Si se levantaren los vientos de las tentaciones, si tropezares en los escollos de las tribulaciones, mira a la estrella, llama a María.

Si fueres agitado de las ondas de la soberbia, si de la detracción, si de la ambición, si de la emulación, mira a la estrella, llama a María.

Si la ira, la avaricia, o el deleite carnal impelieren violentamente la navecilla de tu alma, mira la estrella, llama a María.

Si turbado a la memoria de la enormidad de tus crímenes, confuso a la vista de la fealdad de tu conciencia, aterrado a la idea del horror del juicio, comienzas a ser sumido en la sima sin fondo de la tristeza, en el abismo de la desesperación, mira la estrella, llama a María.

No se aparte María de tu boca, no se aparte de tu corazón, y para conseguir los sufragios de su intercesión, no te desvíes de los ejemplos de su virtud.

No te descaminarás si la sigues, no desesperarás, si la ruegas, no te perderás si en Ella piensas.

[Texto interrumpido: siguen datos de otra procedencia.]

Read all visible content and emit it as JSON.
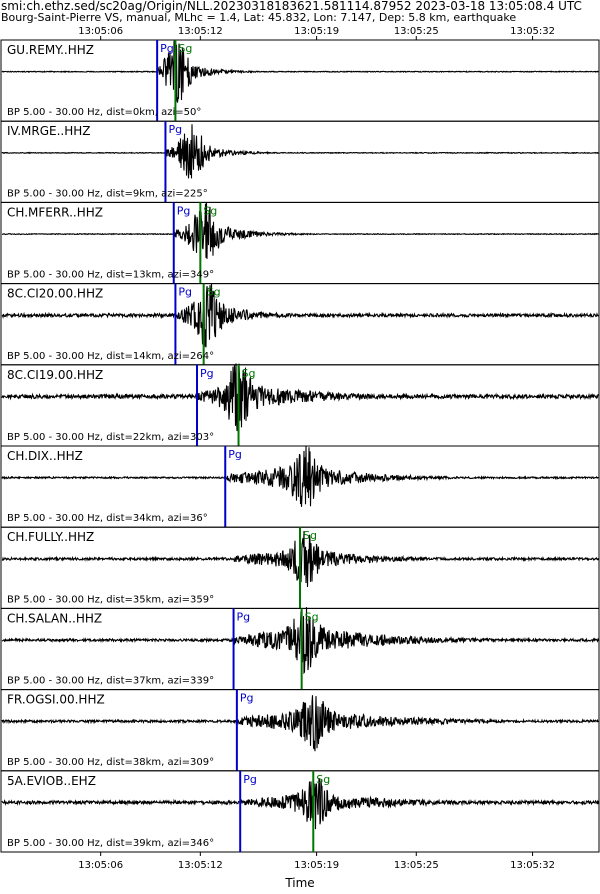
{
  "header": {
    "line1": "smi:ch.ethz.sed/sc20ag/Origin/NLL.20230318183621.581114.87952 2023-03-18 13:05:08.4 UTC",
    "line2": "Bourg-Saint-Pierre VS, manual, MLhc = 1.4, Lat: 45.832, Lon: 7.147, Dep: 5.8 km, earthquake"
  },
  "chart_data": {
    "type": "line",
    "title": "",
    "xlabel": "Time",
    "ylabel": "",
    "x_ticks": [
      "13:05:06",
      "13:05:12",
      "13:05:19",
      "13:05:25",
      "13:05:32"
    ],
    "tick_times_s": [
      6,
      12,
      19,
      25,
      32
    ],
    "xlim_s": [
      0,
      36
    ],
    "grid": false,
    "pick_colors": {
      "Pg": "#0000cc",
      "Sg": "#007700"
    },
    "traces": [
      {
        "station": "GU.REMY..HHZ",
        "filter": "BP 5.00 - 30.00 Hz, dist=0km, azi=50°",
        "picks": [
          {
            "phase": "Pg",
            "time_s": 9.4
          },
          {
            "phase": "Sg",
            "time_s": 10.5
          }
        ],
        "amplitude": 0.7,
        "energy_start_s": 9.4,
        "peak_s": 10.6,
        "decay_s": 1.5,
        "noise": 0.01
      },
      {
        "station": "IV.MRGE..HHZ",
        "filter": "BP 5.00 - 30.00 Hz, dist=9km, azi=225°",
        "picks": [
          {
            "phase": "Pg",
            "time_s": 9.9
          }
        ],
        "amplitude": 0.6,
        "energy_start_s": 9.9,
        "peak_s": 11.5,
        "decay_s": 1.6,
        "noise": 0.01
      },
      {
        "station": "CH.MFERR..HHZ",
        "filter": "BP 5.00 - 30.00 Hz, dist=13km, azi=349°",
        "picks": [
          {
            "phase": "Pg",
            "time_s": 10.4
          },
          {
            "phase": "Sg",
            "time_s": 12.0
          }
        ],
        "amplitude": 0.7,
        "energy_start_s": 10.4,
        "peak_s": 12.3,
        "decay_s": 2.0,
        "noise": 0.01
      },
      {
        "station": "8C.CI20.00.HHZ",
        "filter": "BP 5.00 - 30.00 Hz, dist=14km, azi=264°",
        "picks": [
          {
            "phase": "Pg",
            "time_s": 10.5
          },
          {
            "phase": "Sg",
            "time_s": 12.2
          }
        ],
        "amplitude": 0.75,
        "energy_start_s": 10.5,
        "peak_s": 12.4,
        "decay_s": 2.4,
        "noise": 0.04
      },
      {
        "station": "8C.CI19.00.HHZ",
        "filter": "BP 5.00 - 30.00 Hz, dist=22km, azi=303°",
        "picks": [
          {
            "phase": "Pg",
            "time_s": 11.8
          },
          {
            "phase": "Sg",
            "time_s": 14.3
          }
        ],
        "amplitude": 0.75,
        "energy_start_s": 11.8,
        "peak_s": 14.3,
        "decay_s": 4.5,
        "noise": 0.05
      },
      {
        "station": "CH.DIX..HHZ",
        "filter": "BP 5.00 - 30.00 Hz, dist=34km, azi=36°",
        "picks": [
          {
            "phase": "Pg",
            "time_s": 13.5
          }
        ],
        "amplitude": 0.7,
        "energy_start_s": 13.5,
        "peak_s": 18.3,
        "decay_s": 3.5,
        "noise": 0.02
      },
      {
        "station": "CH.FULLY..HHZ",
        "filter": "BP 5.00 - 30.00 Hz, dist=35km, azi=359°",
        "picks": [
          {
            "phase": "Sg",
            "time_s": 18.0
          }
        ],
        "amplitude": 0.6,
        "energy_start_s": 14.0,
        "peak_s": 18.3,
        "decay_s": 3.5,
        "noise": 0.03
      },
      {
        "station": "CH.SALAN..HHZ",
        "filter": "BP 5.00 - 30.00 Hz, dist=37km, azi=339°",
        "picks": [
          {
            "phase": "Pg",
            "time_s": 14.0
          },
          {
            "phase": "Sg",
            "time_s": 18.1
          }
        ],
        "amplitude": 0.75,
        "energy_start_s": 14.0,
        "peak_s": 18.3,
        "decay_s": 5.0,
        "noise": 0.03
      },
      {
        "station": "FR.OGSI.00.HHZ",
        "filter": "BP 5.00 - 30.00 Hz, dist=38km, azi=309°",
        "picks": [
          {
            "phase": "Pg",
            "time_s": 14.2
          }
        ],
        "amplitude": 0.65,
        "energy_start_s": 14.2,
        "peak_s": 18.8,
        "decay_s": 5.0,
        "noise": 0.03
      },
      {
        "station": "5A.EVIOB..EHZ",
        "filter": "BP 5.00 - 30.00 Hz, dist=39km, azi=346°",
        "picks": [
          {
            "phase": "Pg",
            "time_s": 14.4
          },
          {
            "phase": "Sg",
            "time_s": 18.8
          }
        ],
        "amplitude": 0.55,
        "energy_start_s": 14.4,
        "peak_s": 18.9,
        "decay_s": 5.0,
        "noise": 0.04
      }
    ]
  }
}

Si Ella te tiene de su mano no caerás; si te protege, nada tendrás que temer; no te fatigarás si es tu guía; llegarás felizmente al puerto, si Ella te ampara; y así en ti mismo experimentarás con cuánta razón se dijo: El nombre de la Virgen era María.

Detengámonos ahora un poco, no sea que miremos sólo de paso la claridad de tanta luz. Para usar de las palabras del Apóstol digamos: Bueno es que nos detengamos aquí (Mateo, XVII, 4). Da gusto contemplar dulcemente en el silencio lo que no basta a explicar la pluma laboriosa.

Y entre tanto, por la devota contemplación de esta brillante estrella, recobrará más fervor la exposición en lo que se sigue.

En los peligros, en las angustias, en las dudas, acuérdate de María, invoca a María.